The range for the relation 3x - y = 3 with the domain (-2,2,4) is calculated by substituting each domain value into the equation, resulting in the range (-9, 3, 9).

Step-by-step explanation:

To find the range for the relation 3x - y = 3 given the domain (-2,2,4), we need to substitute each value from the domain into the equation and solve for y. Here's how you do it step by step:

• For x = -2: 3(-2) - y = 3; -6 - y = 3; y = -6 - 3; y = -9.
• For x = 2: 3(2) - y = 3; 6 - y = 3; y = 6 - 3; y = 3.
• For x = 4: 3(4) - y = 3; 12 - y = 3; y = 12 - 3; y = 9.

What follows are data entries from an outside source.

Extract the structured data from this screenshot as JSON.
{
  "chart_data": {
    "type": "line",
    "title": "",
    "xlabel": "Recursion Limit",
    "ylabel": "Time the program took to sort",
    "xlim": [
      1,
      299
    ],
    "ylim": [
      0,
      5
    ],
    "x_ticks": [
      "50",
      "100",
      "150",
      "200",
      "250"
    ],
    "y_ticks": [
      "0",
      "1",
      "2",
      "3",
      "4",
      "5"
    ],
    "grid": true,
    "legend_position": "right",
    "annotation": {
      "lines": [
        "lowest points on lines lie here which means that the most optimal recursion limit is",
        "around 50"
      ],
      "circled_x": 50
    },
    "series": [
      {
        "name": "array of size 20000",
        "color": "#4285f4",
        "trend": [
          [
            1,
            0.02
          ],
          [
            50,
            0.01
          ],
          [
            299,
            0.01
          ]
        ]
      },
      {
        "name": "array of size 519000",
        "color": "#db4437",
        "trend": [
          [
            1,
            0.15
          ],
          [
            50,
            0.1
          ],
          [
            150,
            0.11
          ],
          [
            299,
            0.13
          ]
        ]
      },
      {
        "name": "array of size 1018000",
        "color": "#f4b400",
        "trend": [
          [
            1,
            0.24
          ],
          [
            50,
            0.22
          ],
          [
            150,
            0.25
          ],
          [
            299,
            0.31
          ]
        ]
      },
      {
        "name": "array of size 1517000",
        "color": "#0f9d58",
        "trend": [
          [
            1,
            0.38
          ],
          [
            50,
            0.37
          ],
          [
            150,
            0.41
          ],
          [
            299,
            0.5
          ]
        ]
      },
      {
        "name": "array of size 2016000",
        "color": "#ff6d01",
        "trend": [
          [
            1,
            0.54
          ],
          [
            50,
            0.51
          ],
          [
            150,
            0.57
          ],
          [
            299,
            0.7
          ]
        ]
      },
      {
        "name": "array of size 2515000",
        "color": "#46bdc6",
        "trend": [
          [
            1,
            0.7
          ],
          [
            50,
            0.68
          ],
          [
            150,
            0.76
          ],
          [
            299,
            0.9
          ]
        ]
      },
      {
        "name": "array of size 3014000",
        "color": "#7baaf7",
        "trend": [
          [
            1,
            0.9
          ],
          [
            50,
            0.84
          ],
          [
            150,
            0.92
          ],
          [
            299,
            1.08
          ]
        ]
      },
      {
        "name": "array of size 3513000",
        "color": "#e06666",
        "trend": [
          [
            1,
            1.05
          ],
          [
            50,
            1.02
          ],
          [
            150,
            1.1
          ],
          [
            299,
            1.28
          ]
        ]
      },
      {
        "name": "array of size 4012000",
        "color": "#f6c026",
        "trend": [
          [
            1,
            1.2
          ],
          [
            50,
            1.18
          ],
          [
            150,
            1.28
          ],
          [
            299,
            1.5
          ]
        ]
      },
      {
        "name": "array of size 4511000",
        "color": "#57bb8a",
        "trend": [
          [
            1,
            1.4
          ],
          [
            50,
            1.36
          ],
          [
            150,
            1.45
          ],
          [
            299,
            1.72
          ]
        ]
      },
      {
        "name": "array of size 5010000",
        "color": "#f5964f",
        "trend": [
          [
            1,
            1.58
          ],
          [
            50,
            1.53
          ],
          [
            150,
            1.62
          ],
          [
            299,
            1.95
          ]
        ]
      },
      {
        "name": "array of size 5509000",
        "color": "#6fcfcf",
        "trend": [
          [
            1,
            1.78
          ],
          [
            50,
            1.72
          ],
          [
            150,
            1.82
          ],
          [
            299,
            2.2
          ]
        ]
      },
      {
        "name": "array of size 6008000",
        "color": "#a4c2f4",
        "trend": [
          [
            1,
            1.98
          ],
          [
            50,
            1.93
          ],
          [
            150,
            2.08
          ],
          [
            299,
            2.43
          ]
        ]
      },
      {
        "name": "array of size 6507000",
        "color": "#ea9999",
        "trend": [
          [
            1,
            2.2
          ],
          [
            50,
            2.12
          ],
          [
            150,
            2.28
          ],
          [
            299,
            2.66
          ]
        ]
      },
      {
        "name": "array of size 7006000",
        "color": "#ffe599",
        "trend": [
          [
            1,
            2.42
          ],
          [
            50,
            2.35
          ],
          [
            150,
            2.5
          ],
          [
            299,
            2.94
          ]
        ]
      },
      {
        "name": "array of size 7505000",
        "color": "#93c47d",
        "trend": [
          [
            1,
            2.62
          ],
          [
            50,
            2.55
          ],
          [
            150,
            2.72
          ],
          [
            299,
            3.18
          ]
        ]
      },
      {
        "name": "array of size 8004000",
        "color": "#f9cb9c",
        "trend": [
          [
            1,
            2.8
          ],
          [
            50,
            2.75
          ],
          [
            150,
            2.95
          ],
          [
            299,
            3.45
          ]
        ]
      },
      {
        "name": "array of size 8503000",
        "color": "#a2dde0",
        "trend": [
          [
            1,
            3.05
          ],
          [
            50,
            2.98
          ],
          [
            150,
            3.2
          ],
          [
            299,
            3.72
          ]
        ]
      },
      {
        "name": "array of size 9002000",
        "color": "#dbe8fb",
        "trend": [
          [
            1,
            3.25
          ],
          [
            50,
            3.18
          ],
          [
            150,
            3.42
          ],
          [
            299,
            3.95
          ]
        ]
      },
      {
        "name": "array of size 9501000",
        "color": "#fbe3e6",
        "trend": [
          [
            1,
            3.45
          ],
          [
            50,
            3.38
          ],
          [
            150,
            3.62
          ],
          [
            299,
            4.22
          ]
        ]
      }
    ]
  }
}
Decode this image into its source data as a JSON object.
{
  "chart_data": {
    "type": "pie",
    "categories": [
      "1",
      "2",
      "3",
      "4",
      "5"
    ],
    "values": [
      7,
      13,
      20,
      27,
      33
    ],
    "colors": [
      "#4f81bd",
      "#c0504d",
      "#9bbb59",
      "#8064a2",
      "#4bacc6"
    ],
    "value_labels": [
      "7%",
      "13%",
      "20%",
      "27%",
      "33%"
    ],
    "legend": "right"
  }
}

The range for the given domain is (-9, 3, 9).

Answer 2

Given the domain, the range for 3x-y = 3 is {-9, 6, 9}

Step-by-step explanation:

First you have to put the relation in terms of y ⇒ 3x - y = 3⇒ 3x -3 = y

⇒ y = 3x - 3.

Then you replace the values indicated by the domain to find their "y" values (the ones that constitute the range).

f(-2) = -9

f(2) = 6

f(4) = 9.

Finally, the range for the given domain is {-9, 6, 9}